Currently I'm doing this:
import os
import sys
import operator
import zipfile
import zlib
import gzip
import subprocess
if sys.version.startswith("3."):
import io
io_method = io.BytesIO
else:
import cStringIO
io_method = cStringIO.StringIO
for f in glob.glob('logs/*'):
file = open(f,'rb')
new_file_name = f + "_unzipped"
last_pos = file.tell()
# test for gzip
if (file.read(2) == b'\x1f\x8b'):
file.seek(last_pos)
#unzip to new file
out = open( new_file_name, "wb" )
process = subprocess.Popen(["zcat", f], stdout = subprocess.PIPE, stderr=subprocess.STDOUT)
while True:
if process.poll() != None:
break;
output = io_method(process.communicate()[0])
exitCode = process.returncode
if (exitCode == 0):
print "done"
out.write( output )
out.close()
else:
raise ProcessException(command, exitCode, output)
which I've "stitched" together using these SO answers (here) and blogposts (here)
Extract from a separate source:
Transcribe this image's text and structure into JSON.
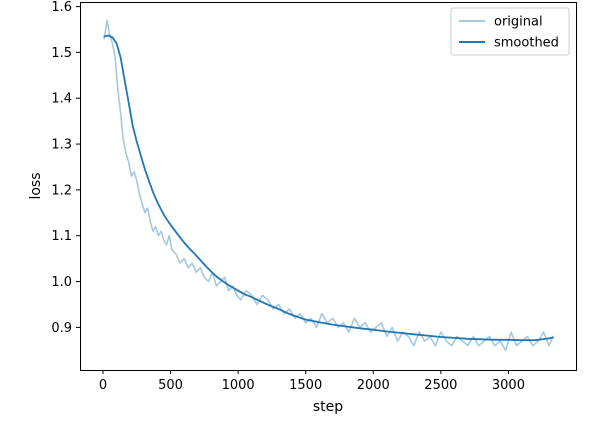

However, it does not seem to work, because my test file is 2.5GB and the script has been chewing on it for 10+mins plus I'm not really sure if what I'm doing is correct anyway.
Question:
If I don't want to use GZIP module and need to de-compress chunk-by-chunk (actual files are >10GB), how do I uncompress and save to file using zcat and subprocess in Python?
Thanks!
This should read the first line of every file in the logs subdirectory, unzipping as required:
#!/usr/bin/env python
import glob
import gzip
import subprocess
for f in glob.glob('logs/*'):
if f.endswith('.gz'):
# Open a compressed file. Here is the easy way:
# file = gzip.open(f, 'rb')
# Or, here is the hard way:
proc = subprocess.Popen(['zcat', f], stdout=subprocess.PIPE)
file = proc.stdout
else:
# Otherwise, it must be a regular file
file = open(f, 'rb')
# Process file, for example:
print f, file.readline()